Clinical Interactions of a Brain-Computer Interface for Communication is a project funded by [NIH20b]. This is a collaboration of researchers at Oregon Health and Science University and Northeastern, including Melanie Fried-Oken, Betts Peters, Barry Oken, Steven Bedrick, David Smith, and Deniz Erdogmus, who collectively bring expertise in clinical neuroscience and assitive technologies, natural language processing, multimodal sensor fusion, and machine learning. The objective of the project is to develop novel interfaces for computer access, including EEG-based brain interfaces, to improve the quality of life and communication capabilities for individuals with locked-in syndrome. To date we have developed multiple innovative solutions, internationally leading the field of brain interfaces for augmentative and alternative communication. The the best of our knowledge, in 2009, our team was the first in the world to introduce fusion of EEG and natural language models within a recursive Bayesian human intent inference framework. Since 2011 we have introduced multiple innovative approaches to active recursive Bayesian inference based on information theoretic coding (e.g. maximum mutual information based recursive Bayesian coding) and active leaning (e.g. submodular monotonic bounds for mutual information) principles, in order to tackle the problem of speeding up brain interface based communication through optimal stimulus/query selection strategies. We have recently developed a unified recursive inference and active querying scheme in which we started exploiting the momentum of posteriors in the probability simplex. Driven by this framework of active recursive Bayesian inference through multimodal evidence fusion for human intent inference, we have introduced several novel concepts including the RSVP Keyboard, FlashType, Shuffle Speller, Web Speller, and Track Speller.

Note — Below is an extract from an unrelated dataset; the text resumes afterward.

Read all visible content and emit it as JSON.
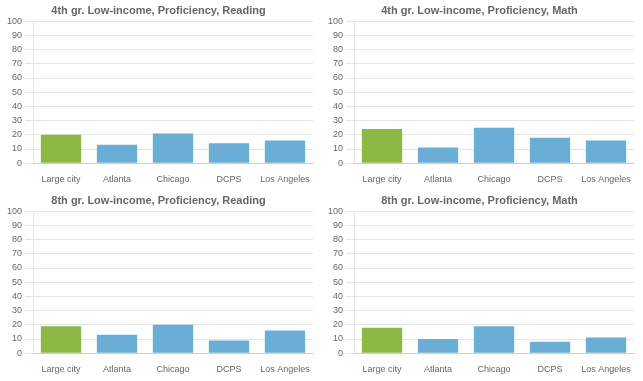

Nested Control of Assistive Robots Through Human Intent Inference is a project funded by [NSF15]. This collaboration of researchers at Northeastern, Worcester Polytechnic Institute, and Spaulding Rehabilitation Hospital, including Deniz Erdogmus, Gunar Schirner, Taskin Padir, Cagdas Onal, and Paolo Bonato, who collectively bring expertise in machine learning and multimodal human-robot interfaces, cyber-physical systems, robotics, and rehabilitation. The objective of the project is to develop multimodal physiological and environmental sensor fusion, including EEg, EMG, cameras, eye tracking, and pressure sensors to infer human intent during reach-to-grasp scenarios, and to use this human intent inference solution in guiding prosthetic and orthotic hand control strategies.